Nowhere to hide
August 8, 2011Germany's Interior Minister Hans-Peter Friedrich said there should be an end to anonymity on the Internet in light of the recent attacks in Norway.
A right-wing extremist, Anders Behring Breivik, whose bombing and shooting attacks killed 77 people in July, had espoused his anti-immigration view in a blog on the Internet.
The fundamentals of law and order "must also apply to the Internet," the minister told the German news magazine Spiegel. Friedrich claimed that it would be useful if individuals were forced to make their arguments publicly, rather than anonymously.
Friedrich argued that the Internet was leading to a new breed of radicalized lone individuals about whom security authorities were becoming increasingly concerned.
"There are more and more people who isolate themselves from their social surroundings and disappear into their own world on the Internet," said Friedrich.
"Once there they change, most of them without really notice," he said.

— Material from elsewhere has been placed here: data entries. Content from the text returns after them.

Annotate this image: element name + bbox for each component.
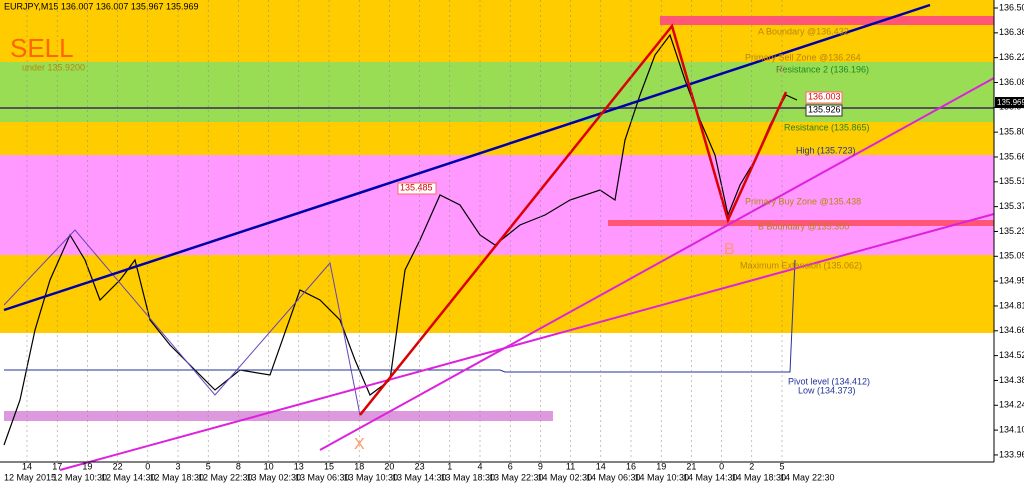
price-label: 135.660	[999, 151, 1024, 161]
price-label: 135.090	[999, 251, 1024, 261]
price-label: 135.806	[999, 127, 1024, 137]
hour-label: 20	[384, 461, 394, 471]
hour-label: 17	[52, 461, 62, 471]
annotation: B Boundary @135.300	[758, 221, 849, 231]
window-title: EURJPY,M15 136.007 136.007 135.967 135.9…	[4, 1, 199, 11]
hour-label: 4	[477, 461, 482, 471]
date-label: 13 May 14:30	[392, 472, 447, 482]
price-label: 136.086	[999, 77, 1024, 87]
price-label: 135.375	[999, 201, 1024, 211]
hour-label: 22	[113, 461, 123, 471]
current-price: 135.969	[997, 98, 1024, 107]
hour-label: 11	[566, 461, 575, 471]
price-label: 134.525	[999, 350, 1024, 360]
pivot-line	[4, 259, 796, 373]
hour-label: 18	[354, 461, 364, 471]
current-price-box	[995, 97, 1024, 108]
annotation: Maximum Extension (135.062)	[740, 260, 862, 270]
channel-line	[319, 77, 995, 451]
date-label: 13 May 06:30	[295, 472, 350, 482]
hour-label: 10	[264, 461, 274, 471]
hour-label: 21	[686, 461, 696, 471]
date-label: 14 May 18:30	[732, 472, 787, 482]
price-label: 134.245	[999, 400, 1024, 410]
point-label: B	[724, 241, 735, 258]
price-label: 134.665	[999, 325, 1024, 335]
hour-label: 14	[596, 461, 606, 471]
date-label: 13 May 10:30	[344, 472, 399, 482]
date-label: 14 May 10:30	[635, 472, 690, 482]
hour-label: 0	[145, 461, 150, 471]
price-label: 135.515	[999, 176, 1024, 186]
hour-label: 9	[538, 461, 543, 471]
hour-label: 14	[22, 461, 32, 471]
annotation: High (135.723)	[796, 145, 856, 155]
date-label: 12 May 10:30	[53, 472, 108, 482]
channel-line	[59, 213, 995, 471]
hour-label: 2	[749, 461, 754, 471]
hour-label: 5	[206, 461, 211, 471]
hour-label: 1	[447, 461, 452, 471]
price-label: 134.100	[999, 424, 1024, 434]
point-label: X	[354, 436, 365, 453]
hour-label: 6	[508, 461, 513, 471]
price-box	[397, 182, 437, 195]
harmonic-pattern	[359, 23, 788, 416]
hour-label: 19	[82, 461, 92, 471]
signal-note: under 135.9200	[22, 62, 85, 72]
hour-label: 15	[324, 461, 334, 471]
price-label: 133.960	[999, 449, 1024, 459]
price-label: 134.810	[999, 300, 1024, 310]
point-label: C	[778, 65, 785, 76]
price-box	[805, 91, 843, 104]
price-label: 134.385	[999, 375, 1024, 385]
price-label: 135.945	[999, 102, 1024, 112]
date-label: 14 May 22:30	[780, 472, 835, 482]
pattern-line	[3, 229, 361, 416]
hour-label: 19	[656, 461, 666, 471]
date-label: 13 May 18:30	[441, 472, 496, 482]
hour-label: 16	[626, 461, 636, 471]
lilac-bar	[4, 411, 553, 421]
price-label: 136.365	[999, 27, 1024, 37]
hour-label: 23	[415, 461, 425, 471]
date-label: 14 May 14:30	[683, 472, 738, 482]
price-label: 134.950	[999, 276, 1024, 286]
pink-zone	[0, 155, 994, 255]
trend-line	[3, 3, 931, 312]
annotation: Resistance 2 (136.196)	[776, 64, 869, 74]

Dismissed as 'helpless naivity'
However, Friedrich's comments were criticized as "incredibly naive" by the opposition Social Democrat interior expert Dieter Wiefelspütz in an interview with the Kölner Stadt-Anzeiger newspaper.
While saying that he sympathized with Friedrich's feelings on the matter, Wiefelspütz said it was not possible to regulate the Internet in such a way.
To think that trying to eliminate anonymity was a way to deal with the situation was described as "an expression of helplessness," by Wiefelspütz.